Incliné sur sa droite, le planeur tourne sans cesse et l’horizon défile. Vous reconnaissez à chaque tour de gros points de repère comme la ville toute proche ou ces grands bassins bleus à perte de vue.
Les autres planeurs sont bientôt presque à la même hauteur. Ils tournent dans le même sens comme le ferait des chevaux de bois dans un carrousel. On se croirait dans un manège, et quel manège ! L’enfant que vous êtes au fond de vous revit devant de telles merveilles. Quoi de plus beau que de voir de si près ce majestueux et silencieux balais aérien.

Certains de ces oiseaux vont un peu plus vite que vous et l’un deux, quinze ou vingt mètres plus haut, passe juste au dessus. D’abord ébloui par le soleil, vous voilà pour un court instant dans l’ombre de ce planeur. Ce point de vue inattendu s’impose dans sa majesté.
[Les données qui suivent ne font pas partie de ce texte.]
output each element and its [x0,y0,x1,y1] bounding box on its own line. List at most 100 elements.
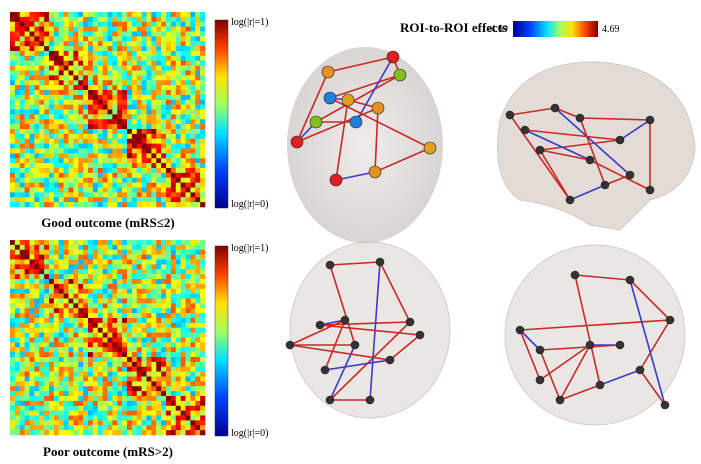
matrix-cell [176,32,181,37]
matrix-cell [122,396,127,401]
matrix-cell [127,381,132,386]
matrix-cell [108,134,113,139]
matrix-cell [195,260,200,265]
matrix-cell [117,401,122,406]
matrix-cell [83,56,88,61]
matrix-cell [151,269,156,274]
matrix-cell [69,110,74,115]
matrix-cell [39,153,44,158]
matrix-cell [88,367,93,372]
matrix-cell [44,17,49,22]
matrix-cell [122,289,127,294]
matrix-cell [166,61,171,66]
matrix-cell [200,401,205,406]
matrix-cell [73,66,78,71]
matrix-cell [34,66,39,71]
matrix-cell [73,17,78,22]
matrix-cell [132,323,137,328]
matrix-cell [171,367,176,372]
matrix-cell [10,75,15,80]
matrix-cell [25,269,30,274]
matrix-cell [122,41,127,46]
matrix-cell [181,110,186,115]
matrix-cell [161,139,166,144]
matrix-cell [171,139,176,144]
matrix-cell [78,17,83,22]
matrix-cell [161,163,166,168]
matrix-cell [161,323,166,328]
matrix-cell [64,163,69,168]
matrix-cell [190,124,195,129]
matrix-cell [88,357,93,362]
matrix-cell [127,284,132,289]
matrix-cell [10,333,15,338]
matrix-cell [166,85,171,90]
matrix-cell [15,279,20,284]
matrix-cell [117,153,122,158]
matrix-cell [93,308,98,313]
matrix-cell [59,411,64,416]
matrix-cell [49,313,54,318]
matrix-cell [15,386,20,391]
matrix-cell [44,425,49,430]
matrix-cell [171,396,176,401]
matrix-cell [195,119,200,124]
matrix-cell [73,416,78,421]
matrix-cell [20,153,25,158]
matrix-cell [34,274,39,279]
matrix-cell [10,357,15,362]
matrix-cell [39,129,44,134]
matrix-cell [88,308,93,313]
matrix-cell [176,396,181,401]
matrix-cell [44,308,49,313]
matrix-cell [15,22,20,27]
matrix-cell [15,347,20,352]
matrix-cell [69,71,74,76]
matrix-cell [15,342,20,347]
matrix-cell [93,75,98,80]
matrix-cell [186,22,191,27]
matrix-cell [147,308,152,313]
matrix-cell [98,367,103,372]
matrix-cell [64,420,69,425]
matrix-cell [156,386,161,391]
matrix-cell [112,318,117,323]
matrix-cell [176,153,181,158]
matrix-cell [30,197,35,202]
matrix-cell [54,168,59,173]
matrix-cell [122,416,127,421]
matrix-cell [132,333,137,338]
matrix-cell [190,240,195,245]
matrix-cell [59,250,64,255]
matrix-cell [117,347,122,352]
matrix-cell [15,250,20,255]
matrix-cell [20,158,25,163]
matrix-cell [181,391,186,396]
node [376,258,384,266]
matrix-cell [20,323,25,328]
matrix-cell [176,119,181,124]
matrix-cell [147,372,152,377]
matrix-cell [103,144,108,149]
matrix-cell [20,144,25,149]
matrix-cell [147,129,152,134]
matrix-cell [127,188,132,193]
matrix-cell [20,163,25,168]
matrix-cell [142,328,147,333]
matrix-cell [10,416,15,421]
matrix-cell [15,299,20,304]
matrix-cell [132,100,137,105]
matrix-cell [166,56,171,61]
matrix-cell [190,386,195,391]
matrix-cell [98,168,103,173]
matrix-cell [39,357,44,362]
matrix-cell [25,240,30,245]
matrix-cell [176,367,181,372]
matrix-cell [132,173,137,178]
matrix-cell [108,279,113,284]
matrix-cell [59,372,64,377]
matrix-cell [78,362,83,367]
matrix-cell [112,114,117,119]
matrix-cell [78,27,83,32]
matrix-cell [34,178,39,183]
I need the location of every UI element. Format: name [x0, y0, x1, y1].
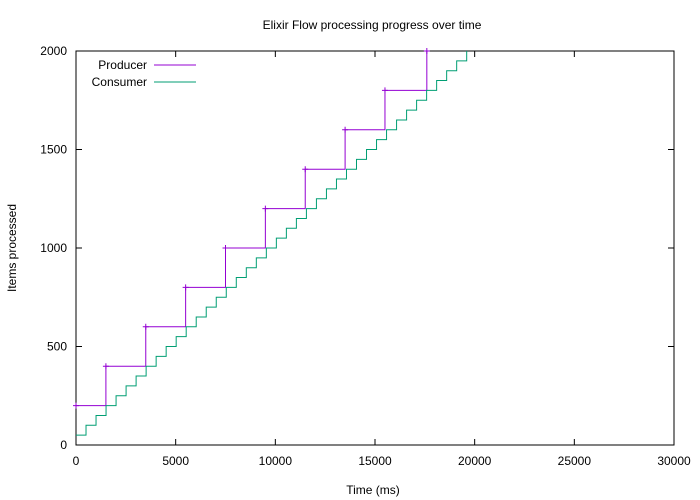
x-tick-label: 0 — [73, 454, 80, 468]
legend: Producer Consumer — [92, 58, 196, 89]
x-tick-label: 25000 — [558, 454, 592, 468]
producer-point — [342, 126, 349, 133]
y-tick-label: 500 — [47, 340, 67, 354]
producer-point — [423, 48, 430, 54]
producer-point — [262, 205, 269, 212]
x-tick-label: 20000 — [458, 454, 492, 468]
x-tick-label: 15000 — [358, 454, 392, 468]
producer-point — [73, 402, 79, 409]
x-tick-label: 30000 — [657, 454, 691, 468]
producer-series-line — [76, 51, 428, 407]
legend-label: Producer — [98, 58, 147, 72]
producer-point — [302, 166, 309, 173]
producer-point — [222, 245, 229, 251]
y-tick-label: 2000 — [40, 44, 67, 58]
x-axis-label: Time (ms) — [346, 483, 400, 497]
chart-title: Elixir Flow processing progress over tim… — [263, 18, 482, 32]
plot-frame — [75, 50, 675, 446]
producer-point — [142, 323, 149, 330]
producer-point — [381, 87, 388, 94]
producer-point — [182, 284, 189, 291]
producer-point — [102, 363, 109, 370]
consumer-series-line — [76, 51, 468, 436]
y-tick-label: 1500 — [40, 143, 67, 157]
x-tick-label: 5000 — [162, 454, 189, 468]
y-tick-label: 0 — [60, 438, 67, 452]
y-tick-label: 1000 — [40, 241, 67, 255]
legend-label: Consumer — [92, 75, 147, 89]
x-tick-label: 10000 — [259, 454, 293, 468]
y-axis-label: Items processed — [5, 204, 19, 292]
plot-area: 0 5000 10000 15000 20000 25000 30000 0 500 1000 15… — [40, 44, 691, 468]
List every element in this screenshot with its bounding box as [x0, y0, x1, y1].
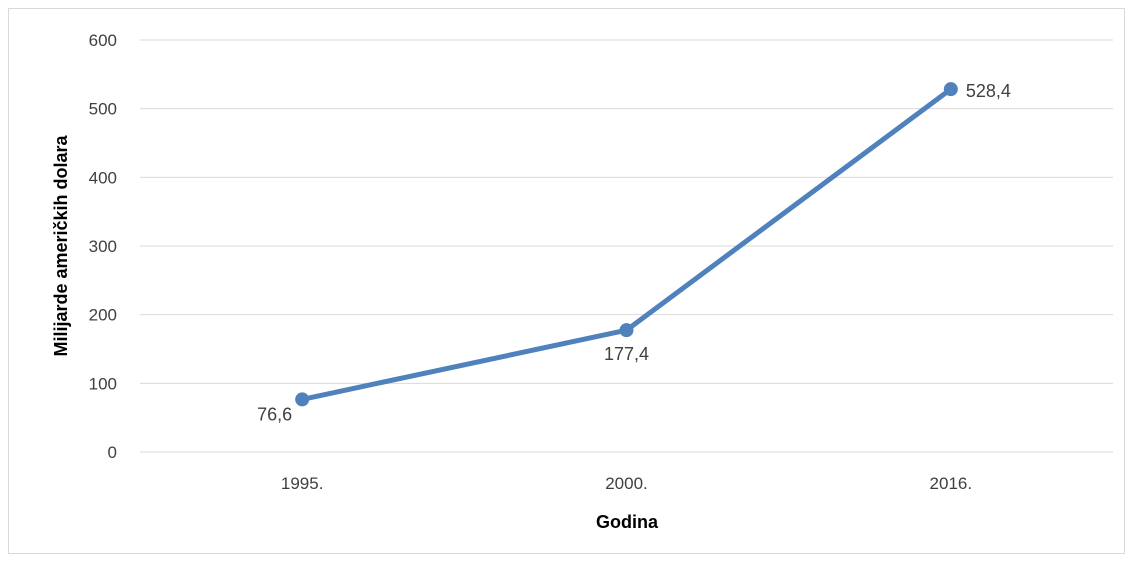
y-tick-label: 500	[89, 100, 117, 119]
y-tick-label: 0	[108, 443, 117, 462]
x-tick-label: 2016.	[930, 474, 973, 493]
data-label: 528,4	[966, 81, 1011, 101]
y-axis-title: Milijarde američkih dolara	[51, 134, 71, 356]
x-axis-title: Godina	[596, 512, 659, 532]
x-tick-label: 1995.	[281, 474, 324, 493]
x-axis-ticks: 1995. 2000. 2016.	[281, 474, 972, 493]
y-tick-label: 400	[89, 168, 117, 187]
x-tick-label: 2000.	[605, 474, 648, 493]
data-point	[619, 323, 634, 338]
data-label: 76,6	[257, 404, 292, 424]
data-point	[943, 82, 958, 97]
y-tick-label: 600	[89, 31, 117, 50]
gridlines	[140, 39, 1113, 453]
y-axis-ticks: 0 100 200 300 400 500 600	[89, 31, 117, 462]
y-tick-label: 200	[89, 306, 117, 325]
y-tick-label: 100	[89, 374, 117, 393]
data-point	[295, 392, 310, 407]
series-layer: 76,6 177,4 528,4	[257, 81, 1011, 424]
data-label: 177,4	[604, 344, 649, 364]
y-tick-label: 300	[89, 237, 117, 256]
Vous voilà contemplatif comme le plongeur chanceux sous le ventre d’un cétacé.
Durant ce moment d’éternité vous n’aviez pas vu qu’une force mystérieuse avait lentement mais sûrement élevé votre planeur de quelques centaines de mètres. Vous étiez là, suspendu dans ce ciel immense, absorbé par un spectacle captivant vous faisant oublier tout le reste. Tout en pilotant, le capitaine de ce vaisseau vous avait distrait en vous parlant de tout et de rien.  comme si se promener en papotant au dessus de la campagne était d’une normalité déconcertante.
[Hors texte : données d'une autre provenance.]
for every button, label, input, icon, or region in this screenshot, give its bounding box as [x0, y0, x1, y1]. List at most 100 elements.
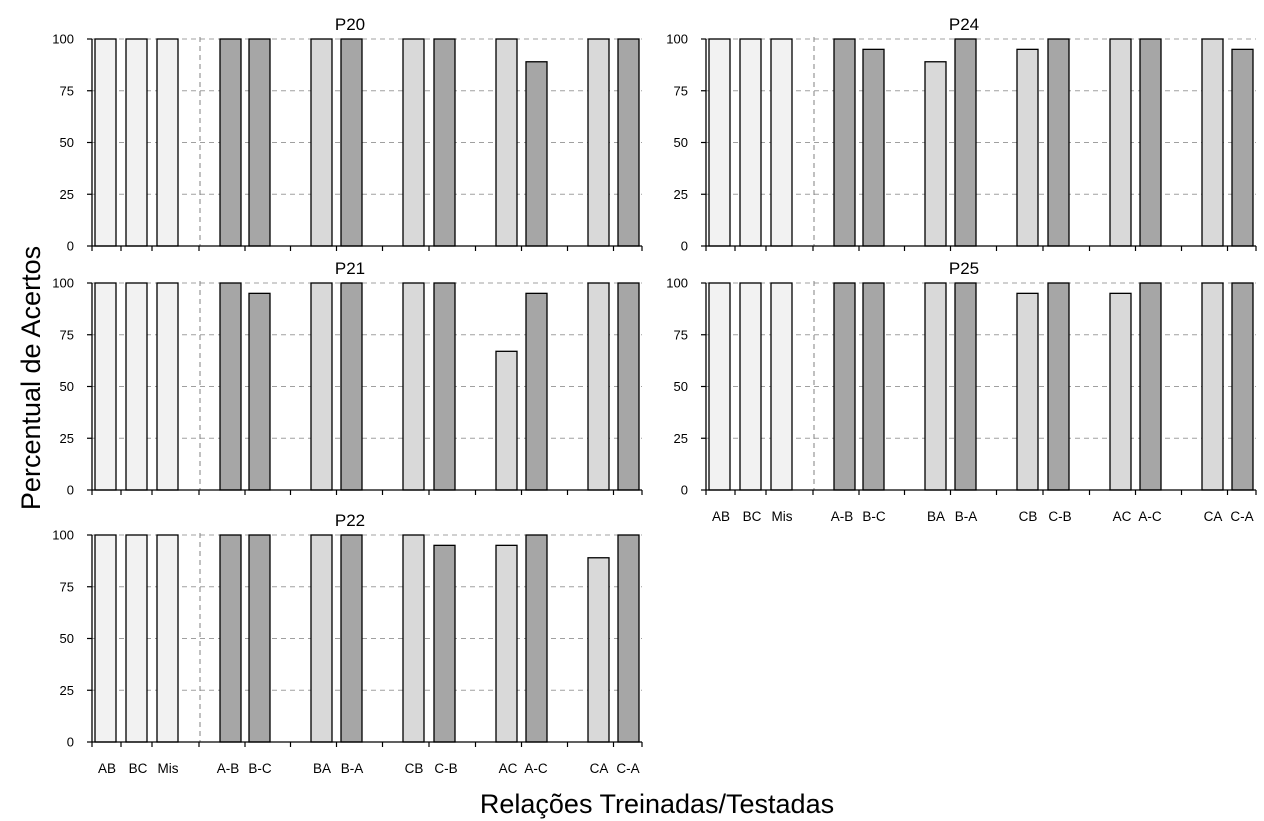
bar-a-c: [525, 292, 548, 491]
x-tick-label: CA: [1204, 509, 1223, 524]
bar-mis: [770, 38, 793, 247]
y-tick-label: 75: [60, 327, 74, 342]
bar-c-b: [433, 38, 456, 247]
bar-b-c: [248, 534, 271, 743]
bar-ab: [708, 282, 731, 491]
x-tick-label: BC: [743, 509, 762, 524]
bar-cb: [402, 38, 425, 247]
bar-b-a: [340, 282, 363, 491]
x-tick-label: AC: [499, 761, 518, 776]
x-tick-label: AB: [712, 509, 730, 524]
bar-b-c: [862, 48, 885, 247]
y-axis-title: Percentual de Acertos: [16, 246, 46, 510]
chart-panel-p25: 0 25 50 75 100 P25 AB BC Mis A-B B-C BA B-A CB C-B AC A-…: [666, 259, 1257, 524]
chart-panel-p22: 0 25 50 75 100 P22 AB BC Mis A-B B-C BA B-A CB C-B AC A-…: [52, 511, 643, 776]
bar-c-a: [617, 38, 640, 247]
bar-a-c: [525, 61, 548, 247]
bar-ac: [1109, 38, 1132, 247]
bar-cb: [1016, 292, 1039, 491]
bar-ca: [587, 38, 610, 247]
bar-ca: [587, 282, 610, 491]
x-tick-label: C-A: [616, 761, 639, 776]
bar-ab: [94, 38, 117, 247]
bar-ca: [1201, 38, 1224, 247]
y-tick-label: 25: [674, 187, 688, 202]
y-tick-label: 25: [60, 683, 74, 698]
x-tick-label: CA: [590, 761, 609, 776]
bar-ab: [94, 282, 117, 491]
bar-ba: [924, 282, 947, 491]
x-tick-label: Mis: [772, 509, 793, 524]
y-tick-label: 25: [674, 431, 688, 446]
bar-a-b: [219, 38, 242, 247]
y-tick-label: 100: [666, 32, 688, 47]
x-tick-label: CB: [405, 761, 424, 776]
y-tick-label: 50: [674, 379, 688, 394]
x-tick-label: B-C: [248, 761, 272, 776]
y-tick-label: 100: [52, 32, 74, 47]
bar-ba: [310, 38, 333, 247]
bar-a-c: [1139, 282, 1162, 491]
panel-title: P25: [949, 259, 979, 278]
bar-ba: [924, 61, 947, 247]
y-tick-label: 75: [674, 327, 688, 342]
x-tick-label: BA: [313, 761, 331, 776]
bar-bc: [125, 534, 148, 743]
x-tick-label: Mis: [158, 761, 179, 776]
x-tick-label: C-A: [1230, 509, 1253, 524]
bar-c-b: [433, 282, 456, 491]
bar-b-a: [954, 38, 977, 247]
chart-panel-p21: 0 25 50 75 100 P21: [52, 259, 643, 498]
bar-ba: [310, 282, 333, 491]
panel-title: P20: [335, 15, 365, 34]
y-tick-label: 50: [60, 379, 74, 394]
bar-b-a: [340, 38, 363, 247]
x-tick-label: C-B: [434, 761, 457, 776]
x-axis-title: Relações Treinadas/Testadas: [480, 789, 834, 819]
bar-c-a: [1231, 48, 1254, 247]
bar-bc: [739, 282, 762, 491]
bar-cb: [402, 534, 425, 743]
y-tick-label: 75: [674, 83, 688, 98]
bar-mis: [770, 282, 793, 491]
bar-a-b: [833, 38, 856, 247]
bar-mis: [156, 282, 179, 491]
bar-ca: [587, 557, 610, 743]
y-tick-label: 100: [52, 528, 74, 543]
bar-ac: [495, 544, 518, 743]
bar-b-c: [248, 292, 271, 491]
bar-c-a: [1231, 282, 1254, 491]
chart-panel-p20: 0 25 50 75 100 P20: [52, 15, 643, 254]
y-tick-label: 75: [60, 83, 74, 98]
panel-title: P22: [335, 511, 365, 530]
x-tick-label: AB: [98, 761, 116, 776]
bar-b-a: [340, 534, 363, 743]
bar-mis: [156, 534, 179, 743]
y-tick-label: 0: [67, 239, 74, 254]
y-tick-label: 0: [67, 483, 74, 498]
bar-ca: [1201, 282, 1224, 491]
bar-b-c: [862, 282, 885, 491]
x-tick-label: C-B: [1048, 509, 1071, 524]
bar-c-a: [617, 534, 640, 743]
bar-cb: [1016, 48, 1039, 247]
y-tick-label: 75: [60, 579, 74, 594]
x-tick-label: A-B: [217, 761, 240, 776]
panel-title: P21: [335, 259, 365, 278]
panel-title: P24: [949, 15, 979, 34]
bar-c-b: [1047, 38, 1070, 247]
y-tick-label: 0: [67, 735, 74, 750]
y-tick-label: 25: [60, 187, 74, 202]
bar-a-b: [833, 282, 856, 491]
y-tick-label: 50: [60, 135, 74, 150]
bar-bc: [125, 38, 148, 247]
x-tick-label: A-C: [1138, 509, 1162, 524]
x-tick-label: AC: [1113, 509, 1132, 524]
x-tick-label: B-A: [341, 761, 364, 776]
bar-bc: [739, 38, 762, 247]
bar-ac: [495, 350, 518, 491]
y-tick-label: 50: [674, 135, 688, 150]
bar-ba: [310, 534, 333, 743]
bar-mis: [156, 38, 179, 247]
Votre pilote décide maintenant de partir droit devant au dessus de la ville. Vous rappelant les informations que l’on vous a délivrées au sol vous regardez l’indicateur de vitesse. Celui-ci montre bien 120 km/h et pourtant rien ne semble avancer !
Il faudra de longues minutes pour voir défiler sous vos yeux les premières maisons de banlieue, sorte de maquette parfaite et pourtant surréaliste.
« On va spiraler avec les planeurs qui sont devant hahaha !!! « 
« D’accord Hahaha !! »
De nouveau un coup de pied aux fesses, un…, deux…, trois…, le planeur s’incline pour tourner dans le même sens que les deux autres.
Comme dans le précédent virage. C’est tout bonnement magnifique. devant vous « en patrouille » se trouve, presque à portée de main, un monoplace en plastique.
Imposant, majestueux, il évolue à la même vitesse que vous en jouant de temps à autres avec ses ailerons pour resserrer son virage.
Vous pouvez voir par moment le visage de ce vélivole se tordant les cervicales afin de surveiller votre vénérable monture.
« Ah ah ah, il a fait une petite erreur, c’est là qu’il fallait resserrer ».
Tout en disant cela, votre pilote incline franchement votre planeur et dépasse, tout en passant au dessus, ce monoplace en plastique.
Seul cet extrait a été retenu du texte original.